Powerful new AI systems are emerging that could dramatically accelerate biological research, for good and for ill, but mainly ill. Companies like Anthropic are now openly restricting public and independent access to their most advanced models, citing biosecurity risks. The message is clear: these tools are too dangerous for ordinary scientists, small labs, entrepreneurs, or curious citizens. But they are apparently safe enough for governments, approved institutions, and large corporations.

This is not a minor technical decision. It is another step in the institutional inversion we see across the West: elites and bureaucracies claiming exclusive control over powerful technologies while telling the rest of us to trust them with the keys.

Robert Malone has laid this out sharply. The same federal apparatus now positioning itself as the guardian against AI-enabled biothreats spent years funding, defending, and obscuring controversial gain-of-function research. Decades of grants, subcontracts, and international lab networks, including work connected to the origins of SARS-CoV-2, only came to light through relentless congressional pressure, whistleblowers, and litigation. Transparency was not offered; it was dragged out kicking and screaming.

And what has been the result of that oversight? Hearings, reports, strongly worded letters, but little fundamental reform. The same agencies continue operating with similar architectures. The same incentives for secrecy and self-protection remain. Now we are told these institutions should have privileged access to AI systems that could supercharge biological work, while independent researchers are locked out "for our safety."

This is the same pattern we see with grooming gangs in the UK, two-tier policing, speech restrictions, and migration policy: institutions that no longer see themselves as servants of the public, but as managers of a population that cannot be trusted with dangerous knowledge or uncomfortable truths.

Governments and their favoured partners have a miserable track record on biosecurity. Recent cases of biological materials being smuggled or mishandled by researchers only underline the point. If the system cannot reliably control physical pathogens and lab materials, why should anyone believe it will exercise wiser judgment over AI systems that could design or analyse them far more efficiently?

The deeper problem is structural. Modern government is not a unitary, competent actor. It is a sprawling network of agencies, contractors, universities, and international partners with misaligned incentives, conflicting agendas, and a long history of prioritising institutional self-preservation over accountability. Concentrating advanced AI capabilities in such hands does not reduce risk, it merely relocates and magnifies it.

Meanwhile, attempts at control are largely performative. Open-source and lower-cost models (such as those coming out of China) show that frontier capabilities cannot be permanently contained within a handful of Western corporations and government-approved labs. Knowledge spreads. Technology proliferates. Restricting access for Western citizens and independent researchers simply ensures that adversarial states and well-resourced actors will advance while domestic innovators are hobbled.

The biosecurity argument is not without merit: genuinely dangerous dual-use capabilities exist.
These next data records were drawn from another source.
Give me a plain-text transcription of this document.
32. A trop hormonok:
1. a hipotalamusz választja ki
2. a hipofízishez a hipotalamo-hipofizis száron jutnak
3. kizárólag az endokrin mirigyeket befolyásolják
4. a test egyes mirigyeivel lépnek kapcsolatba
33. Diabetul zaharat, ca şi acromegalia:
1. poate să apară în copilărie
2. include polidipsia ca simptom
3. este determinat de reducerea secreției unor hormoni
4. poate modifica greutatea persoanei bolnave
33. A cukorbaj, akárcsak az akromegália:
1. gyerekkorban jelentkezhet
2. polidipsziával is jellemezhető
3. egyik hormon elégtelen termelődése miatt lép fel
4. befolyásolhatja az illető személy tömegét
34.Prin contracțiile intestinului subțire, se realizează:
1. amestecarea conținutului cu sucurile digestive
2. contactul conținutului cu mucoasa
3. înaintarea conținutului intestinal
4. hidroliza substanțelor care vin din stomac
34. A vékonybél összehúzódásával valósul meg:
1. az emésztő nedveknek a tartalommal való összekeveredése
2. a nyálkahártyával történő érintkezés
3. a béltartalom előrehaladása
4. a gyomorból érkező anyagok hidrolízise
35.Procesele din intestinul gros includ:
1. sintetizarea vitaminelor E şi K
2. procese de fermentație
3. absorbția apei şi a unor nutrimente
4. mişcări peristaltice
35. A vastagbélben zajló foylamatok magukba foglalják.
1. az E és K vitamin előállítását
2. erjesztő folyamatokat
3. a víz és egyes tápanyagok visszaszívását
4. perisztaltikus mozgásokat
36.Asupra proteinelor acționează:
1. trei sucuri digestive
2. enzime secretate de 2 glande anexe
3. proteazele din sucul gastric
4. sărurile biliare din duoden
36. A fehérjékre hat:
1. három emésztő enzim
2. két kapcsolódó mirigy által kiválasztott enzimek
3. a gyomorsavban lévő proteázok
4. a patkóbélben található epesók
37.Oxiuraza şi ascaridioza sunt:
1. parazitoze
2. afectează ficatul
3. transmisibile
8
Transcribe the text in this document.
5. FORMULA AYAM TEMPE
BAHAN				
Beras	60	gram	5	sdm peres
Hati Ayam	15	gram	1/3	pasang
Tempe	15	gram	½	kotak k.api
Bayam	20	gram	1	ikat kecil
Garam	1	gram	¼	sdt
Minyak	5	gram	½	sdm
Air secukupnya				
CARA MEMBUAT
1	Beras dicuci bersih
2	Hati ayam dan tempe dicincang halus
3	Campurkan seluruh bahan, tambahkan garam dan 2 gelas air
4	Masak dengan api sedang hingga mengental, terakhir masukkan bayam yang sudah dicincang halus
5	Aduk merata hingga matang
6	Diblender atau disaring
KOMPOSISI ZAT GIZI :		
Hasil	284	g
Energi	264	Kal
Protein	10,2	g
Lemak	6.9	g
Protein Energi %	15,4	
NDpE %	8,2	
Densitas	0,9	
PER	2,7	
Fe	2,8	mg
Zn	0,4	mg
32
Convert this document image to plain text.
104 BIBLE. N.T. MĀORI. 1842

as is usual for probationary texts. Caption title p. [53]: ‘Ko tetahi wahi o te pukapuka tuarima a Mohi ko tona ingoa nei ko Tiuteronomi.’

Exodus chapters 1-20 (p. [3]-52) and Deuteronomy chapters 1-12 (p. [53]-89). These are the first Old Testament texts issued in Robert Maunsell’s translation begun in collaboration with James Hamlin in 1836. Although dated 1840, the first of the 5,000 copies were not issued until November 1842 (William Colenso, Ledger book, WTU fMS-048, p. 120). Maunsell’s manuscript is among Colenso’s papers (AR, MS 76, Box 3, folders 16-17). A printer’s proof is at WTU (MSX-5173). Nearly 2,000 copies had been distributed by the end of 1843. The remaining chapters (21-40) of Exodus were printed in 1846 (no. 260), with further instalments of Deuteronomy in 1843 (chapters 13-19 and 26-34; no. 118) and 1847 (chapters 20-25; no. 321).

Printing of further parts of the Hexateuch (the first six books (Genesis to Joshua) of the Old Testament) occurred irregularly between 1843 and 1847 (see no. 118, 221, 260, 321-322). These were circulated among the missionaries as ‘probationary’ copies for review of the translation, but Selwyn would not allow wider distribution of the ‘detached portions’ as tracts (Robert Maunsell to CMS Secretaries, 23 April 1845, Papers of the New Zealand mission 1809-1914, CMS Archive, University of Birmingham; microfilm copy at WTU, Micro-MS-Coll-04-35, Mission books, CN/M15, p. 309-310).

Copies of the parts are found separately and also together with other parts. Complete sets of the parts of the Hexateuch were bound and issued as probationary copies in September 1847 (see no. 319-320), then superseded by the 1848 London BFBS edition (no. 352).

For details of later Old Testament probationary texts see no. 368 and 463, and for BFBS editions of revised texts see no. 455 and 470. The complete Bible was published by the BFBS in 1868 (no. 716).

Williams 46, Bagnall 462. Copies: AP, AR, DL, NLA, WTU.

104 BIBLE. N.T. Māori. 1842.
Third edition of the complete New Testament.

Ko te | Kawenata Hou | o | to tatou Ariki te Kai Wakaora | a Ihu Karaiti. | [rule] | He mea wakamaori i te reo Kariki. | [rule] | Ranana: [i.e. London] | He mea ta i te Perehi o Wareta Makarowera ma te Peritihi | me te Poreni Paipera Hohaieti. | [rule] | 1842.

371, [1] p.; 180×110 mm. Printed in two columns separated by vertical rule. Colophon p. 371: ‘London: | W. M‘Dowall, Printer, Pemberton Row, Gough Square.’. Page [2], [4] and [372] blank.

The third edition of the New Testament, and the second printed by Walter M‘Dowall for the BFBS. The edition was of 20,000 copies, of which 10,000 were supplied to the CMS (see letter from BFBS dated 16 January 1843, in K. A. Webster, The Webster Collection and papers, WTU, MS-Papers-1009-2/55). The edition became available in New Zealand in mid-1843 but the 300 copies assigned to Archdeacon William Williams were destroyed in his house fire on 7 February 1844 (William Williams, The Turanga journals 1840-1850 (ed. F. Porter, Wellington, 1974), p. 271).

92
But when the proposed solution is to hand monopoly control to the very institutions whose failures helped create the current climate of distrust, scepticism is the only rational response.

This fits the larger epistemological crisis: elites demand trust and deference precisely as their track record justifies the opposite. Whether it is pandemic policy, climate modelling, financial regulation, or now advanced AI, the pattern is the same: centralise power, restrict public scrutiny, and label dissent as dangerous or misinformed.

Ordinary people: farmers, small business owners, independent researchers, parents, are once again being told they are too irresponsible to handle powerful tools. The same people who just want to work, raise families, and speak plainly without being monitored or managed.

We have been here before. The instinct to control information and technology "for our own good" has a long and undistinguished history. It rarely makes us safer. It reliably makes those who hold the controls more powerful and less accountable.

The right approach is not blind rejection of safety measures, but epistemic humility on all sides. Genuine biosecurity requires transparency, distributed scrutiny, parallel research pathways, and robust oversight that actually works, not performative restrictions that concentrate capability among those least deserving of unchecked trust.

Until institutions demonstrate they have learned from past failures, gain-of-function, pandemic origins, selective enforcement, the public is right to view these new restrictions with deep suspicion. Powerful AI, like other transformative technologies, should not become another tool for elite gatekeeping in an already hostile institutional landscape.

The future of powerful AI will be decided by who gets access. The question we should be asking is not only whether the technology is dangerous, but whether the institutions claiming exclusive stewardship have earned the right to decide for the rest of us.